Sports Concussions and Girls Who Play Soccer
In an article published in Family Practice News, researchers looked retrospectively at concussion rates among teen athletes from 25 high schools in Fairfax County, Virginia over an 11 year period. During this time, almost 2,500 concussions occurred. Not surprisingly, the highest rate of sports concussions was for teens that played football, which accounted for 53% of all concussions.
Girls who played soccer had the second highest risk of sports concussions, accounting for 7% of the total. This added up to about 0.35 concussions per 1,000 athletic exposures, significantly more than sports concussions among girls who participated in other sports such as cheerleading or baseball.
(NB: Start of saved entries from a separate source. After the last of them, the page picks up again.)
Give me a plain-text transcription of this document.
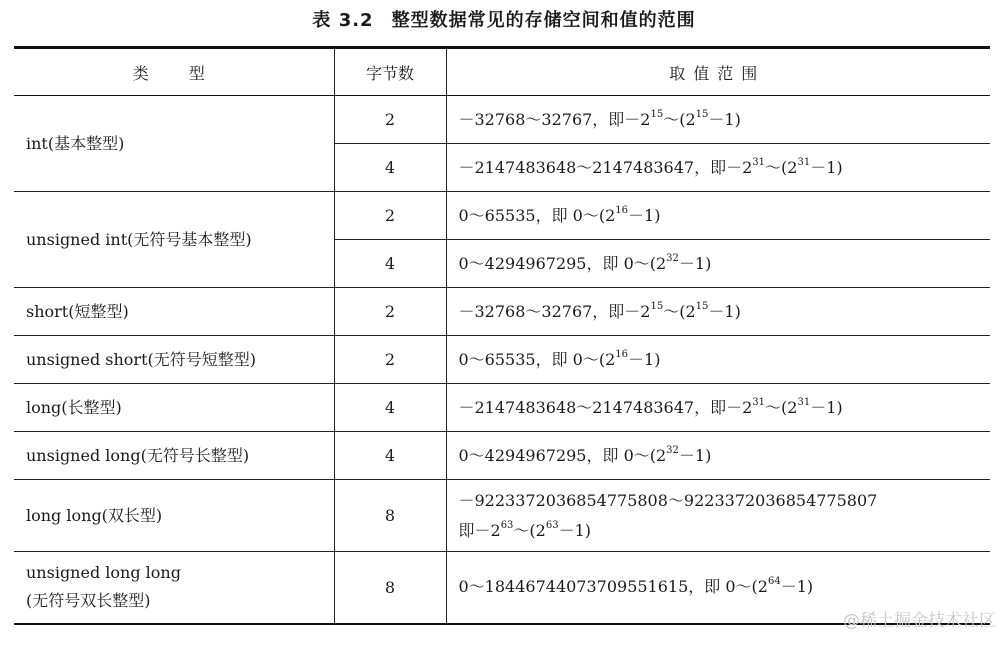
表 3.2 整型数据常见的存储空间和值的范围
类型	字节数	取值范围
int(基本整型)	2	－32768～32767，即$-2^{15}\sim(2^{15}-1)$
	4	－2147483648～2147483647，即$-2^{31}\sim(2^{31}-1)$
unsigned int(无符号基本整型)	2	0～65535，即 $0\sim(2^{16}-1)$
	4	0～4294967295，即 $0\sim(2^{32}-1)$
short(短整型)	2	－32768～32767，即$-2^{15}\sim(2^{15}-1)$
unsigned short(无符号短整型)	2	0～65535，即 $0\sim(2^{16}-1)$
long(长整型)	4	－2147483648～2147483647，即$-2^{31}\sim(2^{31}-1)$
unsigned long(无符号长整型)	4	0～4294967295，即 $0\sim(2^{32}-1)$
long long(双长型)	8	－9223372036854775808～9223372036854775807
即$-2^{63}\sim(2^{63}-1)$

unsigned long long
(无符号双长整型)	8	0～18446744073709551615，即 $0\sim(2^{64}-1)$
@稀土掘金技术社区
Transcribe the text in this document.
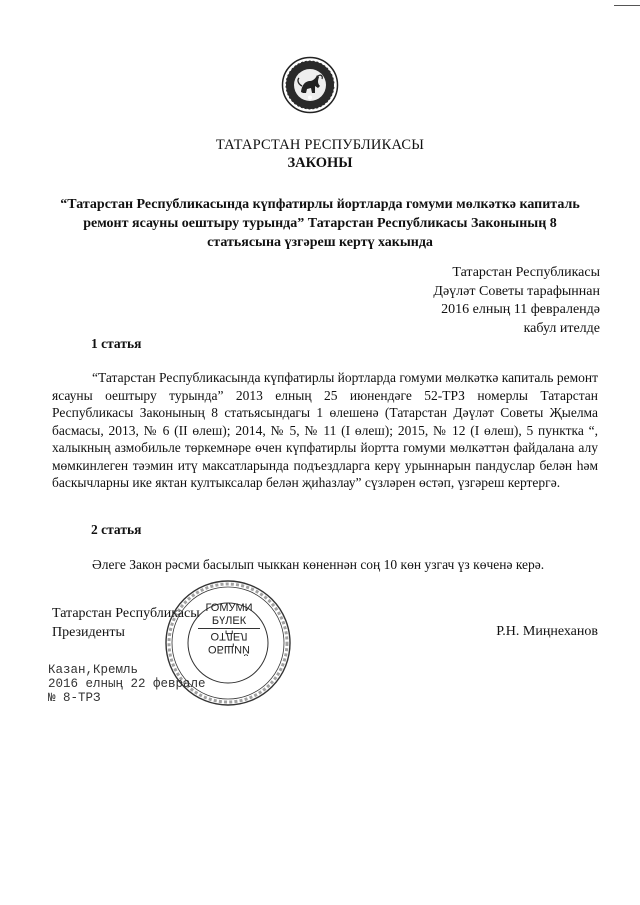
ТАТАРСТАН РЕСПУБЛИКАСЫ
ЗАКОНЫ
“Татарстан Республикасында күпфатирлы йортларда гомуми мөлкәткә капиталь ремонт ясауны оештыру турында” Татарстан Республикасы Законының 8 статьясына үзгәреш кертү хакында
Татарстан Республикасы
Дәүләт Советы тарафыннан
2016 елның 11 февралендә
кабул ителде
1 статья
“Татарстан Республикасында күпфатирлы йортларда гомуми мөлкәткә капиталь ремонт ясауны оештыру турында” 2013 елның 25 июнендәге 52-ТРЗ номерлы Татарстан Республикасы Законының 8 статьясындагы 1 өлешенә (Татарстан Дәүләт Советы Җыелма басмасы, 2013, № 6 (II өлеш); 2014, № 5, № 11 (I өлеш); 2015, № 12 (I өлеш), 5 пунктка “, халыкның азмобильле төркемнәре өчен күпфатирлы йортта гомуми мөлкәттән файдалана алу мөмкинлеген тәэмин итү максатларында подъездларга керү урыннарын пандуслар белән һәм баскычларны ике яктан култыксалар белән җиһазлау” сүзләрен өстәп, үзгәреш кертергә.
2 статья
Әлеге Закон рәсми басылып чыккан көненнән соң 10 көн узгач үз көченә керә.
Татарстан Республикасы
Президенты	Р.Н. Миңнеханов
ГОМУМИ
БҮЛЕК
ОТДЕЛ
ОБЩИЙ
Казан,Кремль
2016 елның 22 феврале
№ 8-ТРЗ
More bad news for girls who play sports. In sports that both boys and girls play such as baseball, soccer and basketball, girls had double the risk of sports concussions compared to the guys.
Why Are Sports Concussions More Common in Athletic Girls?
No one knows for sure why athletic girls are more prone to concussions than boys who play sports. Some researchers hypothesize that boys may be protected by their larger muscle mass, which absorbs some of the force of an injury so that it’s less likely to affect the brain. There’s also the thought that boys are less likely to report concussion symptoms and more likely to continue to play through their symptoms, so a mild concussion could go undetected.
Disturbingly, the number of sports concussions has increased in frequency among both girls and boys playing all sports, and no one knows exactly why. It may due to the increasingly aggressive nature of sports – or to improved diagnosis.
The Bottom Line?
Sports concussions among girls who play soccer is high – second only to football. It’s important that coaches and parents be aware of the symptoms of concussion and get medical attention for any teen that has them. No child or teen with a concussion should return to sports practice until he or she is completely symptom-free – and the transition back in should be gradual.
Head injuries are nothing to take lightly, and both athletic girls and boys are at high risk for them. Be cautious when you send your teen out to play sports.
Family Practice News. February 2011. pages 10-11.